In her essay 'Trash: Public Art by the Garbage Girls' (2000), Jo Anna Isaak noted that 'landfills seem to be the oeuvre of choice for a number of women artists.'  She discussed the work of Ukeles alongside Agnes Denes' Tree Mountain (considered in two of my earlier posts here and here) and Nancy Holt's New Jersey Landfill Project.  You can read about Holt's original proposal at the New York Times site, in an article from 1986 (her Sky Mound remains only partially completed).  Isaak quoted Holt's view that landfills would come to be seen as a distinctly late twentieth century version of a distinctive human structure that has a long and varied history, the rubbish dump.  Other more recent examples of women transforming landfill sites and garbage dumps include Jean Shin's sculptural installation at Seattle's North Transfer Station and Martha McDonald's song tour of a construction-waste recycling facility in Northeast Philadelphia.

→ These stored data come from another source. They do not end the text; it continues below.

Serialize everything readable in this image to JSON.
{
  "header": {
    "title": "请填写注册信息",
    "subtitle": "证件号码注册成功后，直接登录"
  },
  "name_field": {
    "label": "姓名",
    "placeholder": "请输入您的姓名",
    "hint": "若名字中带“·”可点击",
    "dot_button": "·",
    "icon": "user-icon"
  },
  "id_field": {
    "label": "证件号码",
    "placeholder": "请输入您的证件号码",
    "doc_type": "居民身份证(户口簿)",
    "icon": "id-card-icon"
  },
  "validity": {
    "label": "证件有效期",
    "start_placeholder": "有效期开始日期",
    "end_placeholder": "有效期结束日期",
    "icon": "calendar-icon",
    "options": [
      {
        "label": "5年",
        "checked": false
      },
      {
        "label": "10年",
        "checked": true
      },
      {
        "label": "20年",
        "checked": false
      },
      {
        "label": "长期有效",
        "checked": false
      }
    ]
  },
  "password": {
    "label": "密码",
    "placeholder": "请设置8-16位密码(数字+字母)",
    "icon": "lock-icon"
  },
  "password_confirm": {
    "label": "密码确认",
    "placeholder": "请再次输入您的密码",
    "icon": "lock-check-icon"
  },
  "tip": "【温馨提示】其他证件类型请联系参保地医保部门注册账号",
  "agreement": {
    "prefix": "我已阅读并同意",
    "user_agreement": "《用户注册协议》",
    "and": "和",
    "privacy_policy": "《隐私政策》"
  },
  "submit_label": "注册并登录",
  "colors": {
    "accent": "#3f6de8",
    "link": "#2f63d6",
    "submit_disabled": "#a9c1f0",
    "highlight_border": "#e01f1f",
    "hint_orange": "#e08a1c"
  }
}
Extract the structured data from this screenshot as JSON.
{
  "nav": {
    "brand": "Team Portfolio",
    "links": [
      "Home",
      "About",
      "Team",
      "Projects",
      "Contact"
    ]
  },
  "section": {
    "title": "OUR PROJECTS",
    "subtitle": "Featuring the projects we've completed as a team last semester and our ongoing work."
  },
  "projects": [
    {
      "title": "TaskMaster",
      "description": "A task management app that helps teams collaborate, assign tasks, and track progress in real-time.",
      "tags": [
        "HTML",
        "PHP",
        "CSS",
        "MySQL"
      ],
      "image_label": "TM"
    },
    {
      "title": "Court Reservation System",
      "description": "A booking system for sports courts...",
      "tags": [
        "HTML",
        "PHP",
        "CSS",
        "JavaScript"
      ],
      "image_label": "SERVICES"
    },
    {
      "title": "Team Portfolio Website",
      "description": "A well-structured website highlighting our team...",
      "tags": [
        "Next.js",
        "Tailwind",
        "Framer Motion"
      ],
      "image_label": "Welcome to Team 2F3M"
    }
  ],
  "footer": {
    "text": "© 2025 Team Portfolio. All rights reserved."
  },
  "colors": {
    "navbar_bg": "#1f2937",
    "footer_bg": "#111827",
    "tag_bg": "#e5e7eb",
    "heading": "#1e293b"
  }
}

In North America at least, it seems as if any self-respecting landfill site now has an artist-in-residence.  There's probably still time to apply for the scheme that was advertised last month for an artist to work at the waste management centre in Edmonton.  The best place to be a landfill artist may well be San Francisco, where 150 artists have now been through the Artist in Residence programme at Recology, the San Francisco Transfer Station and Recycling Center.  Clearly the aim of many of these artists is to recycle and transform the rubbish collected in these sites, as much as it is to comment on excessive consumption and environmental degradation.  Musicians too can adapt a landfill site to new ends, working with the materials on hand - Paraguay's Recycled Orchestra have received quite a lot of global attention and were the subject of a documentary, Landfill Harmonic (see clip below).  Writers have only their own words, but they can still change attitudes.  It remains to be seen whether John Wedgwood Clarke represents the beginning of a new trend for landfill poets.